Menurut sumber Pertahanan Sipil (White Helmets), Desa Falul, Kafr Nabl, Abu Adh Dhuhu, Sheikh Ahmad, al-Gadfa, dan Kansafra yang berada di bawah kendali oposisi militer dan kelompok penentang rezim di Idlib menjadi target serangkaian serangan udara.
Serangan-serangan udara tersebut menewaskan dua belas warga sipil di desa Falul, tiga di Kafr Nabl, dua di kota Abu Adh Dhuhu, tiga di desa Sheikh Ahmad, dan empat warga sipil di desa al-Gadfa dan Kansafra.

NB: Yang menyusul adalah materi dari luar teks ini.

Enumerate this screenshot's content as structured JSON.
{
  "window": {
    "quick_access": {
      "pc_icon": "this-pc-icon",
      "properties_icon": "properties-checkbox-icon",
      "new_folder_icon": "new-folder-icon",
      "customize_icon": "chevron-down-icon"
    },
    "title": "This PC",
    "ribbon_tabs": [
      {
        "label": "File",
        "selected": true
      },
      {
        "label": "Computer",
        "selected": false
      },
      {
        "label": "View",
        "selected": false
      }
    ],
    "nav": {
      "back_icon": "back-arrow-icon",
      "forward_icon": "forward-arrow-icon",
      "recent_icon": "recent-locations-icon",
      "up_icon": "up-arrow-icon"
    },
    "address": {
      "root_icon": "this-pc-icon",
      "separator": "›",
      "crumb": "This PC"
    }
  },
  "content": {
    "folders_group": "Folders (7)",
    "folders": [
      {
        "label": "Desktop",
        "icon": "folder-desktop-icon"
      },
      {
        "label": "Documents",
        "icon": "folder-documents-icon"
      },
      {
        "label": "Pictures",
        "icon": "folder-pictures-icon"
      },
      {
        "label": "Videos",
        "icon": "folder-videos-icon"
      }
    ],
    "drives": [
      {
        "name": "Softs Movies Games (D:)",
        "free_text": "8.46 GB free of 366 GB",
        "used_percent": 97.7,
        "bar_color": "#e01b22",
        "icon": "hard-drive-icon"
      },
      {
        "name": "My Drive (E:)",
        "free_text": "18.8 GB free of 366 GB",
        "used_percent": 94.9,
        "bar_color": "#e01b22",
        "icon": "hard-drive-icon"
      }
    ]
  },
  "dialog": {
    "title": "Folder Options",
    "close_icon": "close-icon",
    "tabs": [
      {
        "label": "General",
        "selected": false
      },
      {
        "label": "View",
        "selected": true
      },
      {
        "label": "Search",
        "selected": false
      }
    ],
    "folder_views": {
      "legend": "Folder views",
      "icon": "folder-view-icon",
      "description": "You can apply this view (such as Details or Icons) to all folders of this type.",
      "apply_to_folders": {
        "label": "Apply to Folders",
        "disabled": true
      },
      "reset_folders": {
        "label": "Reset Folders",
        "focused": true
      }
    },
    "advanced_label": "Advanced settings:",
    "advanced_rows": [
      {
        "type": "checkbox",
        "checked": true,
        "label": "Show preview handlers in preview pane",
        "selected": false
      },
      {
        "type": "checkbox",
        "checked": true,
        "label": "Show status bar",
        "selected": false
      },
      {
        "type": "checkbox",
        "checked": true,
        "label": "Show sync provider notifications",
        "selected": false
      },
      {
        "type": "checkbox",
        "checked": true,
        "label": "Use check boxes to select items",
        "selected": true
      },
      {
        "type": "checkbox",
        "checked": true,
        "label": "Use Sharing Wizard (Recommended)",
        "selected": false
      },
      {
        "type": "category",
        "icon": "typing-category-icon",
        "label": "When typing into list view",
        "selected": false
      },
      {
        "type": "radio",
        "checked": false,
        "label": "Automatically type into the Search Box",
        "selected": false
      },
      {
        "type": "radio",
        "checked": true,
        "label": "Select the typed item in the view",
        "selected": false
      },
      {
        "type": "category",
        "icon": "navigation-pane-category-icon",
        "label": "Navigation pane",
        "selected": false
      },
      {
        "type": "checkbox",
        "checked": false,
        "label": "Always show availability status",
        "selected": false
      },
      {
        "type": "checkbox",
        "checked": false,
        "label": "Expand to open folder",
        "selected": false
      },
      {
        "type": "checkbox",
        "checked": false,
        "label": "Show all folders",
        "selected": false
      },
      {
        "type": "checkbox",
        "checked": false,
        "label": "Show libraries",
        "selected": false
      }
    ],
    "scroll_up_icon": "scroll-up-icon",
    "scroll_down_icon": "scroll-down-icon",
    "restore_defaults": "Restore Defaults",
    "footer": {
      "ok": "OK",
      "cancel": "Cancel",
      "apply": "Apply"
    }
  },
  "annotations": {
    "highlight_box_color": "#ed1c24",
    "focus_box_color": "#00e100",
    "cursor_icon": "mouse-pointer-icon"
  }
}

Tim dari Pertahanan Sipil dilaporkan telah menyelesaikan upaya penyelamatan.
Sementara itu, korban luka-luka telah dievakuasi ke sejumlah rumah sakit di Idlib.
Serangan udara yang meningkat dalam tiga pekan terakhir di zona de-eskalasi idlib telah menewaskan lebih dari 90 warga sipil dan mengakibatkan 200 lainnya luka-luka.
Provinsi Idlib yang terletak di bagian utara Suriah dan perbatasan Turki ini ditetapkan sebagai zona de-eskalasi dalam pertemuan Astana pada 4-5 Mei lalu.
Namun, pelanggaran oleh pasukan rezim dan terkadang Rusia masih terus berlanjut di sana.